Spécialisé donc dans la compréhension des archives numériques, un tel conservateur détient en fait une fonction très générique, qu'on trouvera dans toutes les organisations détenant des contenus numériques. En effet, alors que la conservation des bibliothèques, que ce soient d'imprimés ou de contenus audiovisuels, renvoyaient à des savoir-faire spécifiques et des outils et concepts propres à ces domaines, on s'aperçoit que le numérique instaure une communauté de préoccupations et d'objectifs entre tous les secteurs de la société. Le système technique des contenus intellectuels, c'est-à-dire des contenus que nous produisons pour exprimer nos pensées, les transmettre ou nous aider à les retenir ou les réfléchir, devient universel et homogène. Quel contenu ne peut être numérisé ? Cette communauté de problèmes implique que des secteurs jusque-là fort éloignés des préoccupations de conservation, d'archivage et de patrimoine, doivent s'approprier au plus vite la problématique du patrimoine numérique. En effet, si les grandes industries n'avaient à gérer, naguère, que les problèmes d'intelligibilité des documents techniques, leur inscription sur le papier ne posant pas de problème pour leur accessibilité, que peuvent-elles faire face à leur documentation qui sont aujourd'hui numériques, interactives et dynamiques ? Comment conserver une maquette numérique ? Comment garder la mémoire des programmes utilisés en post-production ?

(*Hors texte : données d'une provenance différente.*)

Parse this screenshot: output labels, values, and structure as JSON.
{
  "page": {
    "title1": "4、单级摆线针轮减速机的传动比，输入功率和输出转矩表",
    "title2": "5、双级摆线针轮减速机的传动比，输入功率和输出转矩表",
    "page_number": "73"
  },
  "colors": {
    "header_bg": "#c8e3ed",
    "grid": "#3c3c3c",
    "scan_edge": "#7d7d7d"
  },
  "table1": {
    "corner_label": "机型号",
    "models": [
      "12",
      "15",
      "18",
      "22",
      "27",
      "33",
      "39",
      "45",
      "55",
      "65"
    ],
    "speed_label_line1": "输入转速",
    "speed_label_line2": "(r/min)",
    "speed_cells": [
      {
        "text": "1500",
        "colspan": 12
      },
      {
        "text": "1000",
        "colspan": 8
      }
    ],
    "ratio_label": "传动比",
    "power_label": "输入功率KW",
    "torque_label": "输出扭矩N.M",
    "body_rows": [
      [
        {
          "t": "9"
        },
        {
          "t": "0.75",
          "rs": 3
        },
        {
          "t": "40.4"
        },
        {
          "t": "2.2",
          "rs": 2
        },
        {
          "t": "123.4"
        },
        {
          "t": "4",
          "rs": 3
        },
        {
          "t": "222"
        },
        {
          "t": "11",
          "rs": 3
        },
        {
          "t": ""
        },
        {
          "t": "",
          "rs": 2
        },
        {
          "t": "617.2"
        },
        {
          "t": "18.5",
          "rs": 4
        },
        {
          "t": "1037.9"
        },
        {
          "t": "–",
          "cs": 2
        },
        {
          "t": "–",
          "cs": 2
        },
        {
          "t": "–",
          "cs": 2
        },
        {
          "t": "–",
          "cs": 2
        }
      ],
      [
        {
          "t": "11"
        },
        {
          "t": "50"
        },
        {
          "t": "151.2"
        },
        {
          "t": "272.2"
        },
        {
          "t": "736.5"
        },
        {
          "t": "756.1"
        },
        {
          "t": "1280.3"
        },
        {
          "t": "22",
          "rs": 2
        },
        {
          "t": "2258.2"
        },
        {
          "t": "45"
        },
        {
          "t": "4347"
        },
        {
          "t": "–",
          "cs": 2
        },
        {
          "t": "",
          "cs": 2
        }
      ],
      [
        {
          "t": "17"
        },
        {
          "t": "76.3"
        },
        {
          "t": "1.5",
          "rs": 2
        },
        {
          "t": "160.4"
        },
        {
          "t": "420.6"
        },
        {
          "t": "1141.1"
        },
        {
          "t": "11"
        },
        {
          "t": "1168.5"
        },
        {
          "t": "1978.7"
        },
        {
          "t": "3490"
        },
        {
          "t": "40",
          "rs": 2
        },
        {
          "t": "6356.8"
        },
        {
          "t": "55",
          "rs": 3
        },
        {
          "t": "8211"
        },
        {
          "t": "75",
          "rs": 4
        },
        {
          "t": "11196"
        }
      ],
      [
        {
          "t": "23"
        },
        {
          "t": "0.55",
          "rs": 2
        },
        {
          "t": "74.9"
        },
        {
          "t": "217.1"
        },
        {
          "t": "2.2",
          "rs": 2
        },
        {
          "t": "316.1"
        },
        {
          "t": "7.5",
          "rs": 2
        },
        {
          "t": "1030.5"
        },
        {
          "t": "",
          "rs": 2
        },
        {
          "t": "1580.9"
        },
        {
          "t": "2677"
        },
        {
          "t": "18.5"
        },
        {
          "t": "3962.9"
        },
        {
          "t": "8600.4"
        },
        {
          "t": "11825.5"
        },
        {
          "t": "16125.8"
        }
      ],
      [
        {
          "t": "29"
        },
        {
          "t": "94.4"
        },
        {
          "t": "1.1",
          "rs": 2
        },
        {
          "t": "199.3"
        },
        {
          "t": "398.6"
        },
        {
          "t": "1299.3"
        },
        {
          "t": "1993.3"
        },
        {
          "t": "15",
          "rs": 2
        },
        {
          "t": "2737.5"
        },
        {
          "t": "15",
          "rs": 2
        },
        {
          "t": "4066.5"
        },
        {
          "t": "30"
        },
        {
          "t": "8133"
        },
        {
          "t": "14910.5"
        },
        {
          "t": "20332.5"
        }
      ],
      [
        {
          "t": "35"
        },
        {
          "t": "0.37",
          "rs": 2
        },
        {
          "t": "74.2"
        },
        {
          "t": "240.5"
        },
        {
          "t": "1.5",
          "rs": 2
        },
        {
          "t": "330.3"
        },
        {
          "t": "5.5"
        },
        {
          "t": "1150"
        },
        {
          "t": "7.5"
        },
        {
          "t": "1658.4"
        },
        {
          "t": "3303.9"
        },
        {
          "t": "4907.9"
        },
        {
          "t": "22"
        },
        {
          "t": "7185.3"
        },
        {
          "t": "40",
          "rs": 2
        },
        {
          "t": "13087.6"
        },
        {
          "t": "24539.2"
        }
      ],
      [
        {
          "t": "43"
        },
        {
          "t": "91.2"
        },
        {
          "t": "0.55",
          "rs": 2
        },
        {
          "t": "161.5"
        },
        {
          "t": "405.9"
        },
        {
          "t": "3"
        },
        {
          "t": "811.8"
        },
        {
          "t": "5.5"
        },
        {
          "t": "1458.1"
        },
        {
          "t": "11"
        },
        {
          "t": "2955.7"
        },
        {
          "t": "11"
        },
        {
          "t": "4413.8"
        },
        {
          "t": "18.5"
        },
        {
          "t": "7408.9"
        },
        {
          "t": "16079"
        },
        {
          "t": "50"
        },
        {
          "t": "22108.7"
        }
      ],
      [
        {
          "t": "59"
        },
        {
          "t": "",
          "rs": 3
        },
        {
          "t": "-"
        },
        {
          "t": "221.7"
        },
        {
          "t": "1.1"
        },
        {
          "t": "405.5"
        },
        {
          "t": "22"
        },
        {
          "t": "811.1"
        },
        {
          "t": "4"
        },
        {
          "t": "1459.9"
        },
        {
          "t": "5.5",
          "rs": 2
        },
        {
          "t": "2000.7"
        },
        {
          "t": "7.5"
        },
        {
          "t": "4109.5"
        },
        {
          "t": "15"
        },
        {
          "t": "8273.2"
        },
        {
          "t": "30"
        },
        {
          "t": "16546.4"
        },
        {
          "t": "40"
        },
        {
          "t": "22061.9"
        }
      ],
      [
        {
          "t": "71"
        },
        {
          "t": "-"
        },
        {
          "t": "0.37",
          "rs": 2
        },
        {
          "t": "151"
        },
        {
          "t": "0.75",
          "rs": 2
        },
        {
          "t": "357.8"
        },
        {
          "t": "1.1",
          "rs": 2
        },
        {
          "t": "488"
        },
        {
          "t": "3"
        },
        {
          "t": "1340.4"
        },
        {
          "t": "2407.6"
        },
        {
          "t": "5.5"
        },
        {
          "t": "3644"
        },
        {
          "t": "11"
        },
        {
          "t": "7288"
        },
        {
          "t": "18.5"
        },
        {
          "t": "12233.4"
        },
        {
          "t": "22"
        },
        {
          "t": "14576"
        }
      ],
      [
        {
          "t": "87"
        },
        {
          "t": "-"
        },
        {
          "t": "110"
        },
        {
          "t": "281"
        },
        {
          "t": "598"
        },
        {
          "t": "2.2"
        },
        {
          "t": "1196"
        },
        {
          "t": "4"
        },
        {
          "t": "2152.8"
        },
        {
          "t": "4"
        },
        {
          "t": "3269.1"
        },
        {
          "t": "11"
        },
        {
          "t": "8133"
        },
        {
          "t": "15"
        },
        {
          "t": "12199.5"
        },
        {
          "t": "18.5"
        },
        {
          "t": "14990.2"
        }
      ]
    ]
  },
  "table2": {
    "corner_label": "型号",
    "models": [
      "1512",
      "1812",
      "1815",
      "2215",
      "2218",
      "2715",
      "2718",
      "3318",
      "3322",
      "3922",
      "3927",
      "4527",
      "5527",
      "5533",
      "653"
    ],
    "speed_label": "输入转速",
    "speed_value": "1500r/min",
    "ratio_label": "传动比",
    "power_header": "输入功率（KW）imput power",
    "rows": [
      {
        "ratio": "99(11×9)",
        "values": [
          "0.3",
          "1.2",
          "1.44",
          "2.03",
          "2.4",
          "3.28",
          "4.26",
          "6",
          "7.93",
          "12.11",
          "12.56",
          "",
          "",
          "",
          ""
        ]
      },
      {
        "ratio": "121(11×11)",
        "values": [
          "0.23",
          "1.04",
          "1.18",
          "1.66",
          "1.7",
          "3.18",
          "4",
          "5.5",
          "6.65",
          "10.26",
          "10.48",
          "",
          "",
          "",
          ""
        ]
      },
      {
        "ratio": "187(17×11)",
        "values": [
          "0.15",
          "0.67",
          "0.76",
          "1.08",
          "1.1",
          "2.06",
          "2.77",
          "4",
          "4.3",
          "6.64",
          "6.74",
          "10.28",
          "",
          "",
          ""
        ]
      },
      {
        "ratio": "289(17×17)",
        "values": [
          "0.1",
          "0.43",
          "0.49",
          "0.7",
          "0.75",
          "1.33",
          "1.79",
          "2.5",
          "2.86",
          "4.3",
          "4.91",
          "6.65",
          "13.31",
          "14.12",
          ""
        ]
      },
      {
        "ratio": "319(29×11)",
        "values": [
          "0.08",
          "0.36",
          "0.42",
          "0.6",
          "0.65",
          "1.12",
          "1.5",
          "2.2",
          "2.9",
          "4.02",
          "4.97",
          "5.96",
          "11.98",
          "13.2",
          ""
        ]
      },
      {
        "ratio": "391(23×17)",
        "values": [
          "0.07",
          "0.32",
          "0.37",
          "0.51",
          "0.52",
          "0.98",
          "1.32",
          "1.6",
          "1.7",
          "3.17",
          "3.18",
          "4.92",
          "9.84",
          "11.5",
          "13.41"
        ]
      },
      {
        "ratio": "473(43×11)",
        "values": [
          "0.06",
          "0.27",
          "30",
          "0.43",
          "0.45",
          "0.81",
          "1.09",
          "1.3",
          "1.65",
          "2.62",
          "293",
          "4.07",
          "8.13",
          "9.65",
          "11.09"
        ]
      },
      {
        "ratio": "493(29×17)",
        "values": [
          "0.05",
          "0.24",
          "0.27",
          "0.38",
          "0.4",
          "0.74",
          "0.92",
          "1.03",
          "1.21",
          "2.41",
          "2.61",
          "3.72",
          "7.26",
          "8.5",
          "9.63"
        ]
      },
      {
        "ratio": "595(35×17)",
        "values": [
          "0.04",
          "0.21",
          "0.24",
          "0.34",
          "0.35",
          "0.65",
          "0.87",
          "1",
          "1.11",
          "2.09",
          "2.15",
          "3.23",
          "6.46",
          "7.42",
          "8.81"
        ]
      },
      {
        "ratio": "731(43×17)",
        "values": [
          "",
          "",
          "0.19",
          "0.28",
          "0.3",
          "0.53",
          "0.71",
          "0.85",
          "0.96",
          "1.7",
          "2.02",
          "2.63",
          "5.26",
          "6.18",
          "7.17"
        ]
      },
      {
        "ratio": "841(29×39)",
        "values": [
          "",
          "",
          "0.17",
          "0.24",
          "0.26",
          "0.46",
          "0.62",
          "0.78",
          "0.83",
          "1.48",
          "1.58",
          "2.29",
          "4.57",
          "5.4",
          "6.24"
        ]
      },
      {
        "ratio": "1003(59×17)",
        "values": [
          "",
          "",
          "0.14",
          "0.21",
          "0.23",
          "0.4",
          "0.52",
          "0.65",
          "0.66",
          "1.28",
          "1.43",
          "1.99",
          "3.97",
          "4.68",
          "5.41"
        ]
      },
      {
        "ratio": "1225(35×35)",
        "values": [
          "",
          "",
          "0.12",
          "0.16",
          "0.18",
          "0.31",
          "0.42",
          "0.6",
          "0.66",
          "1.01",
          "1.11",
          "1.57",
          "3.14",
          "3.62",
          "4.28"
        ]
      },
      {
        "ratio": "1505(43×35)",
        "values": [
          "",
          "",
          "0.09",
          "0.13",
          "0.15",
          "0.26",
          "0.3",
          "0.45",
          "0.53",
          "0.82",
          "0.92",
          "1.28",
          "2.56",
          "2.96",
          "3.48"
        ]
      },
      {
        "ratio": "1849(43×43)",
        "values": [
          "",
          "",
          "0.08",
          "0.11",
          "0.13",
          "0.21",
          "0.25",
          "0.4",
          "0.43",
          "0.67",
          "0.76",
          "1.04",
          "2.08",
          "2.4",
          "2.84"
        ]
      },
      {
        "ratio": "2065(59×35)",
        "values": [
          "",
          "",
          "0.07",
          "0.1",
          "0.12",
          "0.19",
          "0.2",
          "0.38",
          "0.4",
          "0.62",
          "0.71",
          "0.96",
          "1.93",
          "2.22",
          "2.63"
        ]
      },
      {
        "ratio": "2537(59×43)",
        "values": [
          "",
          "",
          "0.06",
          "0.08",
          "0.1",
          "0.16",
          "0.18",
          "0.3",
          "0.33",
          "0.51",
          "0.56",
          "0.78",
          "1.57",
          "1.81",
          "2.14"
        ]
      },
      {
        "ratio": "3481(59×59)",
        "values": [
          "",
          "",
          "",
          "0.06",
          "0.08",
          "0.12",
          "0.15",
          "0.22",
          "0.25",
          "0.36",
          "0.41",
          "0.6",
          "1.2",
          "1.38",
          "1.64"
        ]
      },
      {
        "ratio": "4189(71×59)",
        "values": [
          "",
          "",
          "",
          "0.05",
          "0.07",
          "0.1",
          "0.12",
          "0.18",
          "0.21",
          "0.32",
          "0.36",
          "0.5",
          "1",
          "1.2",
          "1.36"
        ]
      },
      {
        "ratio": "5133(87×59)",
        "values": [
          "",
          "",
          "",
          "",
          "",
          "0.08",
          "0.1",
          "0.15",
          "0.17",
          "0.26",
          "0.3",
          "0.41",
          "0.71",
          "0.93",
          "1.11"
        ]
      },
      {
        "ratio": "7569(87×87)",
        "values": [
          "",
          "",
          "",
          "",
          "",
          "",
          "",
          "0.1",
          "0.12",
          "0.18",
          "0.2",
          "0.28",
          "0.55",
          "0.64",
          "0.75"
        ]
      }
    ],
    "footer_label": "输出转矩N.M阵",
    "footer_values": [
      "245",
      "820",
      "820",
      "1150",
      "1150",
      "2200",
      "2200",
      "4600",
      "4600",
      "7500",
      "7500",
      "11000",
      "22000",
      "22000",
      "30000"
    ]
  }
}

La mémoire numérique est fragile. Confrontée à des supports dont on maîtrise encore mal le vieillissement, formulée dans des formats logiques de codage dont l'évolution s'accélère sans cesse, exprimant des connaissances dont l'intelligibilité est relative à un contexte culturel et cognitif volatile et protéiforme, la mémoire numérique pose des problèmes inédits qu'une intelligence de la conservation doit aborder. Gageons que les conservateurs du numérique sauront l'acquérir et la mobiliser en dialoguant avec les ingénieurs de la préservation pour le plus grand bien des institutions et organisations qui feront et devront faire appel à eux.

Bruno Bachimont, directeur scientifique de la direction de la Recherche de l'Institut national de l'audiovisuel.